Bu özel söz edimi, sözü söyleyeni, doğruyu söyleyerek
sorumluluğunu yerine getirdiğinde başına gelebilecekleri göze alma
cesareti ile hakikatten kaçmanın rahatlığı arasında bir ikilemde
bırakır. Korkusuzluk, sözün söylendiği toplumsal-politik bağlamda
bir bedelle gelir. İşte bütün mesele o bedeli ödemeye hazır
olmaktır. Dikkat çekici olan, doğruyu ısrarla her koşulda söylemeye
hazır olmanın, edimi gerçekleştiren için doğru olanla, hakikatle
kişisel bir ilişkinin varlığında mümkün olmasıdır. Söz söyleyen,
hakikatle kurduğu özgün, kişisel ilişkisini ifade etmektedir. Her
şeye rağmen bu hakikati söylemelidir, bu bir sorumluluktur.
Yalnızca başkalarınınkini değil, kendi hayatını iyileştirmek için
de herkesin hakikati işitmesi gerekmektedir. Bu ise ancak eleştiri
özgürlüğünü kullanan konuşanın, korkusuzca yönlendirmek yerine
açıklığı, yalan yerine doğruyu seçmesiyle gerçekleşecektir. Sükut
değil, sözdür altın olan. Sessiz kalmak, yalanın yanında yer
tutmakla eşdeğerdir. Can alıcı hakikat mutlaka dile gelmelidir.
Susmak, suça ortak olmak demektir. Bu öyle bir eleştiridir ki,
sözün sahibi öncelikle kendisini, benliğini ortaya koymaktadır.
Kolay bir konum değildir bu.
Antik Yunan felsefesinin korkusuz konuşma edimi olarak parrësia,
Barış Akademisyenlerinin durumunda yeniden canlanıyor bana kalırsa.
Demokratik bir hak olarak ifade özgürlüğü bağlamında, devlet
iktidarını kullananlara, bu iktidarın yurttaş haklarıyla sınırlı
olması gerektiğini hatırlatmaya devam ettiklerinde, bu iktidarın
kötüye kullanımının sonuçları konusunda kendilerine yönelmiş her
tehdidi göğüsleyerek uyarıcı olma görevini üstlenmeye hazır
olduklarını her ilan ettiklerinde bu antik edimin modern siyaset
açısından da ne denli önemli olduğunu göstermiş oluyorlar.
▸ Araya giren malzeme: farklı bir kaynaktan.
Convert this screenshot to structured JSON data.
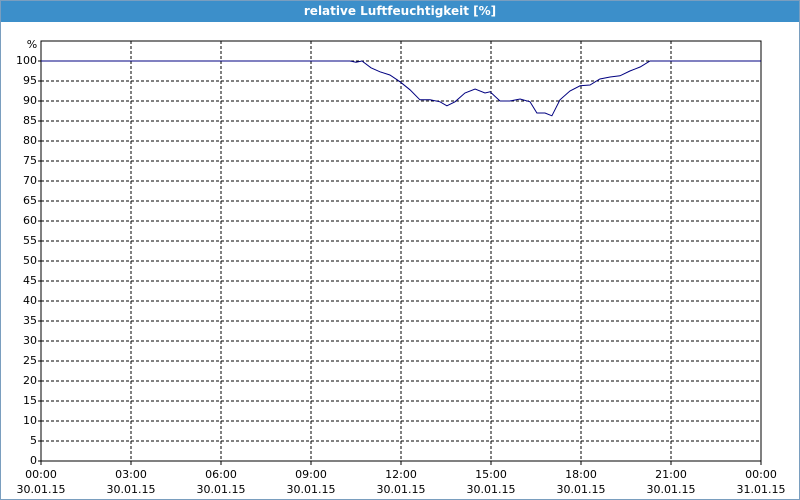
{
  "chart_data": {
    "type": "line",
    "title": "relative Luftfeuchtigkeit [%]",
    "y_unit": "%",
    "x": [
      0,
      10.2,
      10.3,
      10.5,
      10.7,
      11.0,
      11.3,
      11.63,
      11.97,
      12.3,
      12.63,
      12.97,
      13.3,
      13.53,
      13.8,
      14.13,
      14.47,
      14.8,
      14.97,
      15.3,
      15.63,
      15.97,
      16.3,
      16.53,
      16.8,
      17.03,
      17.3,
      17.63,
      17.97,
      18.3,
      18.63,
      18.97,
      19.3,
      19.63,
      19.97,
      20.3,
      24
    ],
    "series": [
      {
        "name": "relative Luftfeuchtigkeit",
        "color": "#000080",
        "values": [
          100,
          100,
          100,
          99.7,
          100,
          98.3,
          97.3,
          96.5,
          94.8,
          92.8,
          90.3,
          90.3,
          89.8,
          88.8,
          89.8,
          92,
          93,
          92,
          92.3,
          90,
          90,
          90.5,
          89.8,
          87,
          87,
          86.3,
          90.3,
          92.5,
          93.8,
          94,
          95.5,
          96,
          96.3,
          97.5,
          98.5,
          100,
          100
        ]
      }
    ],
    "xlim": [
      0,
      24
    ],
    "xticks": [
      {
        "value": 0,
        "label": "00:00"
      },
      {
        "value": 3,
        "label": "03:00"
      },
      {
        "value": 6,
        "label": "06:00"
      },
      {
        "value": 9,
        "label": "09:00"
      },
      {
        "value": 12,
        "label": "12:00"
      },
      {
        "value": 15,
        "label": "15:00"
      },
      {
        "value": 18,
        "label": "18:00"
      },
      {
        "value": 21,
        "label": "21:00"
      },
      {
        "value": 24,
        "label": "00:00"
      }
    ],
    "xtick_dates": [
      "30.01.15",
      "30.01.15",
      "30.01.15",
      "30.01.15",
      "30.01.15",
      "30.01.15",
      "30.01.15",
      "30.01.15",
      "31.01.15"
    ],
    "ylim": [
      0,
      105
    ],
    "yticks": [
      0,
      5,
      10,
      15,
      20,
      25,
      30,
      35,
      40,
      45,
      50,
      55,
      60,
      65,
      70,
      75,
      80,
      85,
      90,
      95,
      100
    ],
    "grid": true
  }
}
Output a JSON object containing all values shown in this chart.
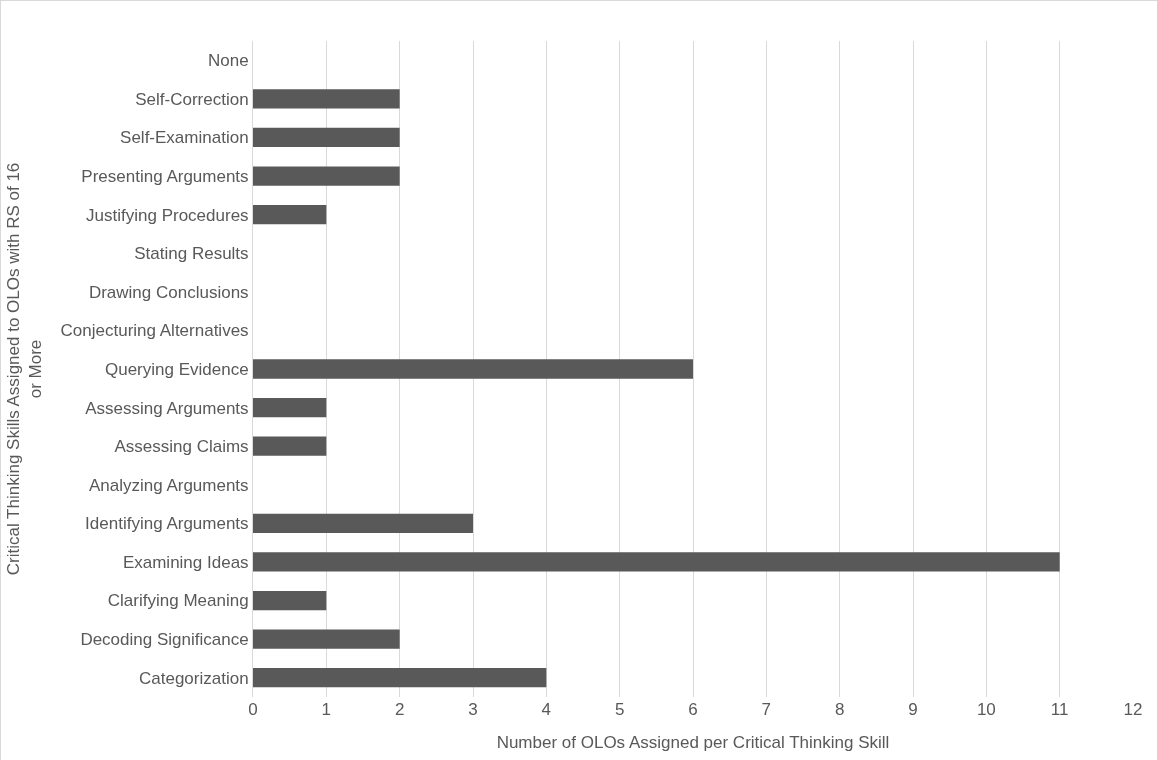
{
  "chart_data": {
    "type": "bar",
    "orientation": "horizontal",
    "xlabel": "Number of OLOs Assigned per Critical Thinking Skill",
    "ylabel": "Critical Thinking Skills Assigned to OLOs with RS of 16\nor More",
    "categories": [
      "None",
      "Self-Correction",
      "Self-Examination",
      "Presenting Arguments",
      "Justifying Procedures",
      "Stating Results",
      "Drawing Conclusions",
      "Conjecturing Alternatives",
      "Querying Evidence",
      "Assessing Arguments",
      "Assessing Claims",
      "Analyzing Arguments",
      "Identifying Arguments",
      "Examining Ideas",
      "Clarifying Meaning",
      "Decoding Significance",
      "Categorization"
    ],
    "values": [
      0,
      2,
      2,
      2,
      1,
      0,
      0,
      0,
      6,
      1,
      1,
      0,
      3,
      11,
      1,
      2,
      4
    ],
    "color": "#595959",
    "xlim": [
      0,
      12
    ],
    "xticks": [
      0,
      1,
      2,
      3,
      4,
      5,
      6,
      7,
      8,
      9,
      10,
      11,
      12
    ],
    "grid": "x",
    "legend": false
  }
}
Bana kalırsa, otoriter bir rejimin artık bütün unsurlarıyla ve
kurumlarıyla yerleştiği şu sıralarda muhalefet için aradığımız
çıkış da korkusuzca doğruyu söyleme ediminde ısrarımızda yatıyor.
Ancak, bunu otokrata bizi idare ederken doğru yolu göstermek için
değil, halkı politik bir özne olarak inşa edebilmenin ilk adımı
olarak yaptığımızı unutmadan. Doğruyu söylemeyi cesaretle seçen
herkesin iktidarın bünyesinde bir gedik açacağını akılda
tutarak...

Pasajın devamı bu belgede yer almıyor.